Par arrêt en date du 19 avril 2023, la Cour de cassation a :
— cassé et annulé, sauf en ce qu’il a déclaré recevable l’intervention volontaire de M. [MS], l’arrêt rendu le 28 mai 2021, entre les parties, par la cour d’appel de Toulouse,
— remis, sauf sur ce point, l’affaire et les parties dans l’état où elles se trouvaient avant cet arrêt et les a renvoyées devant la cour d’appel de Bordeaux,
— condamné M. [K] aux dépens,
— en application de l’article 700 du code de procédure civile, rejeté la demande,
La société Airbus Opérations a saisi la cour de renvoi le 28 juillet 2023. Par ordonnance du 31 août 2023, le président de chambre a fixé l’affaire à l’audience du 18 décembre 2023.
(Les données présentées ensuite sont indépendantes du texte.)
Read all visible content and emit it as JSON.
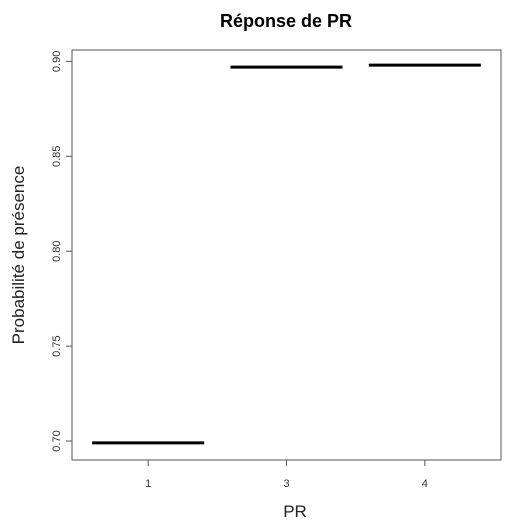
{
  "chart_data": {
    "type": "bar",
    "title": "Réponse de PR",
    "xlabel": "PR",
    "ylabel": "Probabilité de présence",
    "categories": [
      "1",
      "3",
      "4"
    ],
    "values": [
      0.699,
      0.897,
      0.898
    ],
    "ylim": [
      0.69,
      0.906
    ],
    "yticks": [
      "0.70",
      "0.75",
      "0.80",
      "0.85",
      "0.90"
    ],
    "grid": false,
    "legend": "none"
  }
}
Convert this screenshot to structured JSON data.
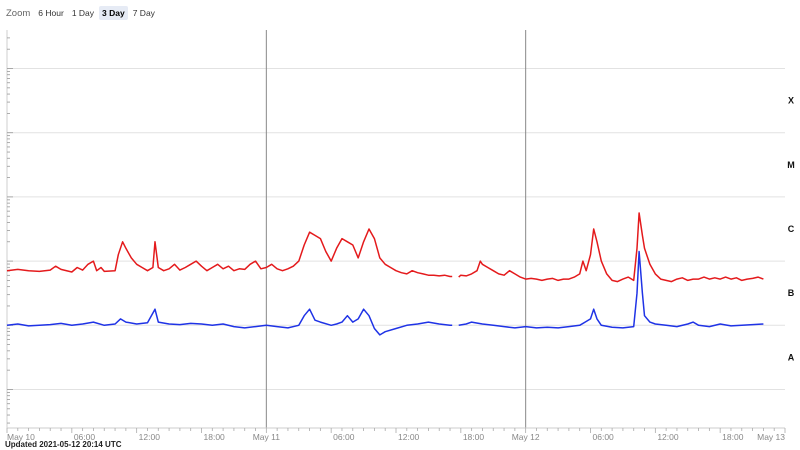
{
  "zoom": {
    "label": "Zoom",
    "options": [
      "6 Hour",
      "1 Day",
      "3 Day",
      "7 Day"
    ],
    "selected": "3 Day"
  },
  "updated": "Updated 2021-05-12 20:14 UTC",
  "chart_data": {
    "type": "line",
    "x_unit": "UTC hours",
    "x_range": [
      "2021-05-10 00:00",
      "2021-05-13 00:00"
    ],
    "x_ticks": [
      {
        "hour": 0,
        "label": "May 10"
      },
      {
        "hour": 6,
        "label": "06:00"
      },
      {
        "hour": 12,
        "label": "12:00"
      },
      {
        "hour": 18,
        "label": "18:00"
      },
      {
        "hour": 24,
        "label": "May 11"
      },
      {
        "hour": 30,
        "label": "06:00"
      },
      {
        "hour": 36,
        "label": "12:00"
      },
      {
        "hour": 42,
        "label": "18:00"
      },
      {
        "hour": 48,
        "label": "May 12"
      },
      {
        "hour": 54,
        "label": "06:00"
      },
      {
        "hour": 60,
        "label": "12:00"
      },
      {
        "hour": 66,
        "label": "18:00"
      },
      {
        "hour": 72,
        "label": "May 13"
      }
    ],
    "y_scale": "log",
    "y_class_labels": [
      "A",
      "B",
      "C",
      "M",
      "X"
    ],
    "y_range_level": [
      -0.6,
      5.6
    ],
    "day_dividers": [
      24,
      48
    ],
    "grid": true,
    "series": [
      {
        "color": "#e41a1c",
        "points": [
          [
            0,
            1.85
          ],
          [
            1,
            1.87
          ],
          [
            2,
            1.85
          ],
          [
            3,
            1.84
          ],
          [
            4,
            1.86
          ],
          [
            4.5,
            1.92
          ],
          [
            5,
            1.87
          ],
          [
            6,
            1.83
          ],
          [
            6.5,
            1.9
          ],
          [
            7,
            1.86
          ],
          [
            7.5,
            1.95
          ],
          [
            8,
            2.0
          ],
          [
            8.3,
            1.85
          ],
          [
            8.7,
            1.9
          ],
          [
            9,
            1.84
          ],
          [
            10,
            1.85
          ],
          [
            10.3,
            2.1
          ],
          [
            10.7,
            2.3
          ],
          [
            11,
            2.2
          ],
          [
            11.5,
            2.05
          ],
          [
            12,
            1.95
          ],
          [
            12.5,
            1.9
          ],
          [
            13,
            1.85
          ],
          [
            13.5,
            1.9
          ],
          [
            13.7,
            2.3
          ],
          [
            14,
            1.9
          ],
          [
            14.5,
            1.85
          ],
          [
            15,
            1.88
          ],
          [
            15.5,
            1.95
          ],
          [
            16,
            1.86
          ],
          [
            16.5,
            1.9
          ],
          [
            17,
            1.95
          ],
          [
            17.5,
            2.0
          ],
          [
            18,
            1.92
          ],
          [
            18.5,
            1.85
          ],
          [
            19,
            1.9
          ],
          [
            19.5,
            1.95
          ],
          [
            20,
            1.88
          ],
          [
            20.5,
            1.92
          ],
          [
            21,
            1.85
          ],
          [
            21.5,
            1.88
          ],
          [
            22,
            1.87
          ],
          [
            22.5,
            1.95
          ],
          [
            23,
            2.0
          ],
          [
            23.5,
            1.88
          ],
          [
            24,
            1.9
          ],
          [
            24.5,
            1.95
          ],
          [
            25,
            1.88
          ],
          [
            25.5,
            1.85
          ],
          [
            26,
            1.88
          ],
          [
            26.5,
            1.92
          ],
          [
            27,
            2.0
          ],
          [
            27.5,
            2.25
          ],
          [
            28,
            2.45
          ],
          [
            28.5,
            2.4
          ],
          [
            29,
            2.35
          ],
          [
            29.5,
            2.15
          ],
          [
            30,
            2.0
          ],
          [
            30.5,
            2.2
          ],
          [
            31,
            2.35
          ],
          [
            31.5,
            2.3
          ],
          [
            32,
            2.25
          ],
          [
            32.5,
            2.05
          ],
          [
            33,
            2.3
          ],
          [
            33.5,
            2.5
          ],
          [
            34,
            2.35
          ],
          [
            34.5,
            2.05
          ],
          [
            35,
            1.95
          ],
          [
            35.5,
            1.9
          ],
          [
            36,
            1.85
          ],
          [
            36.5,
            1.82
          ],
          [
            37,
            1.8
          ],
          [
            37.5,
            1.85
          ],
          [
            38,
            1.82
          ],
          [
            38.5,
            1.8
          ],
          [
            39,
            1.78
          ],
          [
            39.5,
            1.78
          ],
          [
            40,
            1.77
          ],
          [
            40.5,
            1.78
          ],
          [
            41,
            1.76
          ],
          [
            41.2,
            1.76
          ]
        ]
      },
      {
        "color": "#e41a1c",
        "points": [
          [
            41.8,
            1.75
          ],
          [
            42,
            1.78
          ],
          [
            42.5,
            1.77
          ],
          [
            43,
            1.8
          ],
          [
            43.5,
            1.85
          ],
          [
            43.8,
            2.0
          ],
          [
            44,
            1.95
          ],
          [
            44.5,
            1.9
          ],
          [
            45,
            1.85
          ],
          [
            45.5,
            1.8
          ],
          [
            46,
            1.78
          ],
          [
            46.5,
            1.85
          ],
          [
            47,
            1.8
          ],
          [
            47.5,
            1.75
          ],
          [
            48,
            1.72
          ],
          [
            48.5,
            1.73
          ],
          [
            49,
            1.72
          ],
          [
            49.5,
            1.7
          ],
          [
            50,
            1.72
          ],
          [
            50.5,
            1.73
          ],
          [
            51,
            1.7
          ],
          [
            51.5,
            1.72
          ],
          [
            52,
            1.72
          ],
          [
            52.5,
            1.75
          ],
          [
            53,
            1.8
          ],
          [
            53.3,
            2.0
          ],
          [
            53.6,
            1.85
          ],
          [
            54,
            2.1
          ],
          [
            54.3,
            2.5
          ],
          [
            54.6,
            2.3
          ],
          [
            55,
            2.0
          ],
          [
            55.5,
            1.8
          ],
          [
            56,
            1.7
          ],
          [
            56.5,
            1.68
          ],
          [
            57,
            1.72
          ],
          [
            57.5,
            1.75
          ],
          [
            58,
            1.7
          ],
          [
            58.3,
            2.2
          ],
          [
            58.5,
            2.75
          ],
          [
            58.8,
            2.4
          ],
          [
            59,
            2.2
          ],
          [
            59.5,
            1.95
          ],
          [
            60,
            1.8
          ],
          [
            60.5,
            1.72
          ],
          [
            61,
            1.7
          ],
          [
            61.5,
            1.68
          ],
          [
            62,
            1.72
          ],
          [
            62.5,
            1.74
          ],
          [
            63,
            1.7
          ],
          [
            63.5,
            1.72
          ],
          [
            64,
            1.72
          ],
          [
            64.5,
            1.75
          ],
          [
            65,
            1.72
          ],
          [
            65.5,
            1.74
          ],
          [
            66,
            1.72
          ],
          [
            66.5,
            1.75
          ],
          [
            67,
            1.72
          ],
          [
            67.5,
            1.74
          ],
          [
            68,
            1.7
          ],
          [
            68.5,
            1.72
          ],
          [
            69,
            1.73
          ],
          [
            69.5,
            1.75
          ],
          [
            70,
            1.72
          ]
        ]
      },
      {
        "color": "#1f33e6",
        "points": [
          [
            0,
            1.0
          ],
          [
            1,
            1.02
          ],
          [
            2,
            0.99
          ],
          [
            3,
            1.0
          ],
          [
            4,
            1.01
          ],
          [
            5,
            1.03
          ],
          [
            6,
            1.0
          ],
          [
            7,
            1.02
          ],
          [
            8,
            1.05
          ],
          [
            9,
            1.0
          ],
          [
            10,
            1.02
          ],
          [
            10.5,
            1.1
          ],
          [
            11,
            1.05
          ],
          [
            12,
            1.02
          ],
          [
            13,
            1.04
          ],
          [
            13.7,
            1.25
          ],
          [
            14,
            1.05
          ],
          [
            15,
            1.02
          ],
          [
            16,
            1.01
          ],
          [
            17,
            1.03
          ],
          [
            18,
            1.02
          ],
          [
            19,
            1.0
          ],
          [
            20,
            1.02
          ],
          [
            21,
            0.98
          ],
          [
            22,
            0.96
          ],
          [
            23,
            0.98
          ],
          [
            24,
            1.0
          ],
          [
            25,
            0.98
          ],
          [
            26,
            0.96
          ],
          [
            27,
            1.0
          ],
          [
            27.5,
            1.15
          ],
          [
            28,
            1.25
          ],
          [
            28.5,
            1.08
          ],
          [
            29,
            1.05
          ],
          [
            30,
            1.0
          ],
          [
            30.5,
            1.02
          ],
          [
            31,
            1.05
          ],
          [
            31.5,
            1.15
          ],
          [
            32,
            1.05
          ],
          [
            32.5,
            1.1
          ],
          [
            33,
            1.25
          ],
          [
            33.5,
            1.15
          ],
          [
            34,
            0.95
          ],
          [
            34.5,
            0.85
          ],
          [
            35,
            0.9
          ],
          [
            36,
            0.95
          ],
          [
            37,
            1.0
          ],
          [
            38,
            1.02
          ],
          [
            39,
            1.05
          ],
          [
            40,
            1.02
          ],
          [
            41,
            1.0
          ],
          [
            41.2,
            1.0
          ]
        ]
      },
      {
        "color": "#1f33e6",
        "points": [
          [
            41.8,
            1.0
          ],
          [
            42.5,
            1.02
          ],
          [
            43,
            1.05
          ],
          [
            44,
            1.02
          ],
          [
            45,
            1.0
          ],
          [
            46,
            0.98
          ],
          [
            47,
            0.96
          ],
          [
            48,
            0.98
          ],
          [
            49,
            0.96
          ],
          [
            50,
            0.97
          ],
          [
            51,
            0.96
          ],
          [
            52,
            0.98
          ],
          [
            53,
            1.0
          ],
          [
            53.5,
            1.05
          ],
          [
            54,
            1.1
          ],
          [
            54.3,
            1.25
          ],
          [
            54.6,
            1.1
          ],
          [
            55,
            1.0
          ],
          [
            56,
            0.97
          ],
          [
            57,
            0.96
          ],
          [
            58,
            0.98
          ],
          [
            58.3,
            1.5
          ],
          [
            58.5,
            2.15
          ],
          [
            58.8,
            1.5
          ],
          [
            59,
            1.15
          ],
          [
            59.5,
            1.05
          ],
          [
            60,
            1.02
          ],
          [
            61,
            1.0
          ],
          [
            62,
            0.98
          ],
          [
            63,
            1.02
          ],
          [
            63.5,
            1.05
          ],
          [
            64,
            1.0
          ],
          [
            65,
            0.98
          ],
          [
            66,
            1.02
          ],
          [
            67,
            0.99
          ],
          [
            68,
            1.0
          ],
          [
            69,
            1.01
          ],
          [
            70,
            1.02
          ]
        ]
      }
    ]
  }
}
Dans ses dernières conclusions adressées au greffe par le réseau privé virtuel des avocats le 27 novembre 2023, la société Airbus Opérations demande à la cour de :
— réformer le jugement du conseil de prud’hommes de Toulouse du 13 septembre 2018 en ce qu’il a :
* dit que les faits incriminés à l’encontre de M. [K] n’existent pas et ne constituent pas une faute,
* prononcé l’annulation de la sanction de la mise à pied disciplinaire infligée à M. [K],
* condamné la société Airbus Opérations à lui payer les sommes suivantes :
. 1.000 euros à titre de dommages et intérêts pour préjudice subi pour mise à pied disciplinaire,
. 1.500 euros au titre de rappels de salaire retenus durant la mise à pied disciplinaire,
. 750 euros au titre de l’article 700 du code de procédure civile,
* condamné la société Airbus Opérations aux dépens de l’instance,
En conséquence,
— débouter M. [K] de l’intégralité de ses demandes,
— le condamner à lui verser la somme de 5.000 euros sur le fondement de l’article 700 du code de procédure civile,
— le condamner aux dépens de l’appel.
Dans ses dernières conclusions adressées au greffe par le réseau privé virtuel des avocats le 6 octobre 2023, M. [K] demande à la cour de':
— confirmer le jugement rendu le 13 septembre 2018 par le conseil de prud’hommes de Toulouse en ce qu’il a dit que les faits qui lui sont reprochés n’étaient pas constitués,
— le confirmer en ce qu’il a annulé la sanction de mise à pied disciplinaire qui lui a été infligée,
— confirmer la condamnation de la société Airbus Opérations à lui verser la somme de 1.500 euros à titre de rappel de salaire au titre de la mise à pied disciplinaire,
Pour le surplus,
— réformer le jugement entrepris sur le préjudice subi,
— condamner la société Airbus Opérations à lui verser la somme de 5.000 euros à titre de dommages et intérêts en réparation du préjudice moral subi,
— la condamner à verser 5.000 euros au titre de l’article 700 du code de procédure civile.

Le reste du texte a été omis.